Stop Medicalising Loneliness – It’s Society That Needs Mending
What does loneliness sound like? I asked this question on Twitter recently. You might expect that people would say “silence”, but they didn’t. Their answers included:
The wind whistling in my chimney, because I only ever hear it when I’m alone.
The hubbub of a pub heard when the door opens to the street.
The sound of a clicking radiator as it comes on or off.
The terrible din of early morning birds in suburban trees.
I suspect everyone has a sound associated with loneliness and personal alienation. Mine is the honk of Canadian geese, which takes me back to life as a 20-year-old student, living in halls after a break-up.
These sounds highlight that the experience of loneliness varies from person to person – something that is not often recognised in our modern panic. We are in an “epidemic”; a mental health “crisis”. In 2018 the British government was so concerned that it created a “Minister for Loneliness”. Countries like Germany and Switzerland may follow suit. This language imagines that loneliness is a single, universal state – it is not.
The loneliness of a single mother on the breadline, for example, is very different to that of an elderly man whose peers have died or a teenager who is connected online but lacks offline friendships. And rural loneliness is different to urban loneliness.

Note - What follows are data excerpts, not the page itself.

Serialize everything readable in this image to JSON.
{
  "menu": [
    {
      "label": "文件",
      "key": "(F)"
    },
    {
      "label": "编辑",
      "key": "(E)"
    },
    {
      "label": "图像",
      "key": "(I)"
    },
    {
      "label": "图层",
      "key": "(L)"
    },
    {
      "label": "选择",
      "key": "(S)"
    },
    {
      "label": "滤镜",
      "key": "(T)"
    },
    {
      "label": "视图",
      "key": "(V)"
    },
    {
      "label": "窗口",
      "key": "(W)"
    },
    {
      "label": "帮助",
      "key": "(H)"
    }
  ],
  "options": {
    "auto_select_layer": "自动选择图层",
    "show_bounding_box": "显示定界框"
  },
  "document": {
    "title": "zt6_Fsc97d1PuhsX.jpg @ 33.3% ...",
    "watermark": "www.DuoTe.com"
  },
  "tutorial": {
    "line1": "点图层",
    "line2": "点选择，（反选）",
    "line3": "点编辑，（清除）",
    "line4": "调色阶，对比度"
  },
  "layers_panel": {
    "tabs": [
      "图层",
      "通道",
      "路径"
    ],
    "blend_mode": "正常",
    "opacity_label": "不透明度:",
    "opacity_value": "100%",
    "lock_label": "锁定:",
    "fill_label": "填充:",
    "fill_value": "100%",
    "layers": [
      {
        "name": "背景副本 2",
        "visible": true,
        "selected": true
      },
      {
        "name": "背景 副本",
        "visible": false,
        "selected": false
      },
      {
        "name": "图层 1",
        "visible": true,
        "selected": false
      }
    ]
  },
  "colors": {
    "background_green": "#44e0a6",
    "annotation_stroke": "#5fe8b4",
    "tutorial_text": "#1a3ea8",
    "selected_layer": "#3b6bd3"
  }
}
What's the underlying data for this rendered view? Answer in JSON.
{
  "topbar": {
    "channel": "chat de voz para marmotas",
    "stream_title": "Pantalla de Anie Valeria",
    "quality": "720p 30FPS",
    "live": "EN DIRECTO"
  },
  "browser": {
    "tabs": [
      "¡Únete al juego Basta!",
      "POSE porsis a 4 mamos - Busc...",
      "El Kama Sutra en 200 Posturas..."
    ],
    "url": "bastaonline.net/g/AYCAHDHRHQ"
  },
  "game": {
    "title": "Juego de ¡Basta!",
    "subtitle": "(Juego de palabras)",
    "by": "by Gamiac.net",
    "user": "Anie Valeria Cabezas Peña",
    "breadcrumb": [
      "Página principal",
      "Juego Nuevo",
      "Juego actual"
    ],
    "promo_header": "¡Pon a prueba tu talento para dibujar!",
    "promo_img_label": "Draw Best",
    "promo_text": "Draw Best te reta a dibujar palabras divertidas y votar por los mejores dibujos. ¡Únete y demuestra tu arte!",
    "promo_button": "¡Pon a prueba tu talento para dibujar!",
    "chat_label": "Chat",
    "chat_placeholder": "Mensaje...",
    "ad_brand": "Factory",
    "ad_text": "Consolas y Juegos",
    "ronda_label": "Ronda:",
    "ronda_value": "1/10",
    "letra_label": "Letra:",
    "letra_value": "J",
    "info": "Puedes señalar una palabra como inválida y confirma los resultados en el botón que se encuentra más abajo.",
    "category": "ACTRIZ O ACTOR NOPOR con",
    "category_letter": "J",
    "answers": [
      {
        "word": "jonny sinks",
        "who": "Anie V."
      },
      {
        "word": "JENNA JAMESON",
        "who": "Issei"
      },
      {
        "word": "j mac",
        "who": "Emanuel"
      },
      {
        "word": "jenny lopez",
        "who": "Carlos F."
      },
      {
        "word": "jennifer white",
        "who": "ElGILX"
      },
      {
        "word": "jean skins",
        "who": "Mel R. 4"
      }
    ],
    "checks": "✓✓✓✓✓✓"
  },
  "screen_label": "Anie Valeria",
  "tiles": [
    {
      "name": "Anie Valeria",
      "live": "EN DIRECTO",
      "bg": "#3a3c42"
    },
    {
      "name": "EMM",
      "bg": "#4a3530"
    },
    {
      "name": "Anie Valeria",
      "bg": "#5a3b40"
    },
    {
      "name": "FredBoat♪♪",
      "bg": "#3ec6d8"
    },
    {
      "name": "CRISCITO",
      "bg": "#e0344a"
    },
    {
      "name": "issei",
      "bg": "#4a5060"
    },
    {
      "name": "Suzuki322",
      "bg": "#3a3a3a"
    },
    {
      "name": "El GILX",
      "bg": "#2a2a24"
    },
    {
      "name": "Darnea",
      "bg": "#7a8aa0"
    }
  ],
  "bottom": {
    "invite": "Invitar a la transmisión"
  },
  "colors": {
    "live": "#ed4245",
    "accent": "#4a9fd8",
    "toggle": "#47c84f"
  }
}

By talking about loneliness as a virus or an epidemic, we medicalise it and seek simple, even pharmacological treatments. This year researchers announced that a “loneliness pill” is in the works. This move is part of a broader treatment of emotions as mental health problems, with interventions focusing on symptoms not causes.
But loneliness is physical as well as psychological. Its language and experience also changes over time.
Lonely as a Cloud
Before 1800, the word loneliness was not particularly emotional: it simply connoted the state of being alone. The lexicographer Thomas Blount’s Glossographia (1656) defined loneliness as “one; an oneliness, or loneliness, a single or singleness”.
In this period, “oneliness” was seldom negative. It allowed communion with God, as when Jesus “withdrew to lonely places and prayed” (Luke 5:16). For many of the Romantics, nature served the same, quasi-religious or deistic function. Even without the presence of God, nature provided inspiration and health, themes that continue in some 21st-century environmentalism.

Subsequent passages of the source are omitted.